Pertanyaan menarik lainnya datang dari Bibi Suprianto. Mahasiswa CRCS UGM angkatan 2021 ini menanyakan pelibatan masyarakat adat dalam pelaksanaan program restorasi lahan gambut dan mangrove. Menurutnya , dalam banyak kasus pelestarian hutan, pelibatan masyarakat adat juga memberi dampak yang signifikan dan dapat membantu keberlanjutan program sebab kebanyakan dari mereka hidup berdampingan dengan alam. Myrna mengamini pendapat Bibi. Namun, menurut lulusan studi doktoral bidang hukum di Universitas Leiden yang juga menjabat sebagai wakil ketua organisasi pengembangan pertanian Nahdhatul Ulama, populasi masyarakat yang menempati 9 wilayah kerja restorasi BRGM merupakan masyarakat transmigran. Para transmigram ini datang dari berbagai wilayah di Jawa dan Bali yang sebagian besar pemeluk Islam dan Kristen. Oleh sebab itulah BRGM kemudian menjalin kerja sama dengan MUI dan PGI. Namun demikian, pada wilayah kerja di Kalimantan Tengah, BRGM juga berkomunikasi dengan masyarakat adat Kaharingan. Namun, Myrna juga mengakui, karena terbatasnya waktu dan kesempatan, upaya komunikasi tersebut belum dilakukan secara mendalam.

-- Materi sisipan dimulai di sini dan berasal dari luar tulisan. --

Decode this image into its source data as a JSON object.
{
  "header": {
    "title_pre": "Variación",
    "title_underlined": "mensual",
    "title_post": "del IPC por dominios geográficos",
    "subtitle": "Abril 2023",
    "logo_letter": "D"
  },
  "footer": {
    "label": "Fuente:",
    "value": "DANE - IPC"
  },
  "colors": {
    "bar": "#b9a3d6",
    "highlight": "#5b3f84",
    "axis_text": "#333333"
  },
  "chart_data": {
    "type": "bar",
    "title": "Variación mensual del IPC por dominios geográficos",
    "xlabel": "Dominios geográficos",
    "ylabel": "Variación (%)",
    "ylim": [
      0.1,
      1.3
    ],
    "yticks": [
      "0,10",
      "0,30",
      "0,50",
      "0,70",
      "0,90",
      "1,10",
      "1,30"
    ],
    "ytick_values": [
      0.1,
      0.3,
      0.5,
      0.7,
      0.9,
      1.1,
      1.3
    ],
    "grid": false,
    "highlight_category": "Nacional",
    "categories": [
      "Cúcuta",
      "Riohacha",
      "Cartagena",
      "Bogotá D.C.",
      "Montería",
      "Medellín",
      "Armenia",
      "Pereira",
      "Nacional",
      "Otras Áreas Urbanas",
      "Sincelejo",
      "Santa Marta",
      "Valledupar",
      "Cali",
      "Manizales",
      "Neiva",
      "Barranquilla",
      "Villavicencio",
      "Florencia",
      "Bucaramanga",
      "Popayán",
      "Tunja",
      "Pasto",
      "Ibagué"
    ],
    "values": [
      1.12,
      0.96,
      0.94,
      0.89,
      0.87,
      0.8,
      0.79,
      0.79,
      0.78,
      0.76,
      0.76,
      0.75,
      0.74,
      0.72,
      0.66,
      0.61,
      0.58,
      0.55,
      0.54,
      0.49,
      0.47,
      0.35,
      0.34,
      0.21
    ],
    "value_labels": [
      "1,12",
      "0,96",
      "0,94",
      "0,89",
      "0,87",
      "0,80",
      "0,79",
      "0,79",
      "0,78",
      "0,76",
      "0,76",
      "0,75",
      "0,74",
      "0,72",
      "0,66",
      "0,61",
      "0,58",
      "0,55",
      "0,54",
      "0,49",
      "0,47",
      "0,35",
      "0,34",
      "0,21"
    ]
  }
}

BRGM menyadari bahwa masih banyak keterbatasan dalam pelaksanaan program ini. Namun, Myrna menggarisbawahi, salah satu pelajaran penting yang dapat diambil dari program ini adalah pentingnya menggandeng lembaga keagamaan serta mengembangkan banyak pendekatan untuk dapat mentransformasikan nilai-nilai pelestarian alam menjadi tindakan nyata.
_______________________
Dian Nuri Ningtyas adalah Mahasiswa Program Studi Agama dan Lintas Budaya (CRCS), Sekolah Pascasarjana UGM, angkatan 2020. Baca tulisan Dian lainnya di sini.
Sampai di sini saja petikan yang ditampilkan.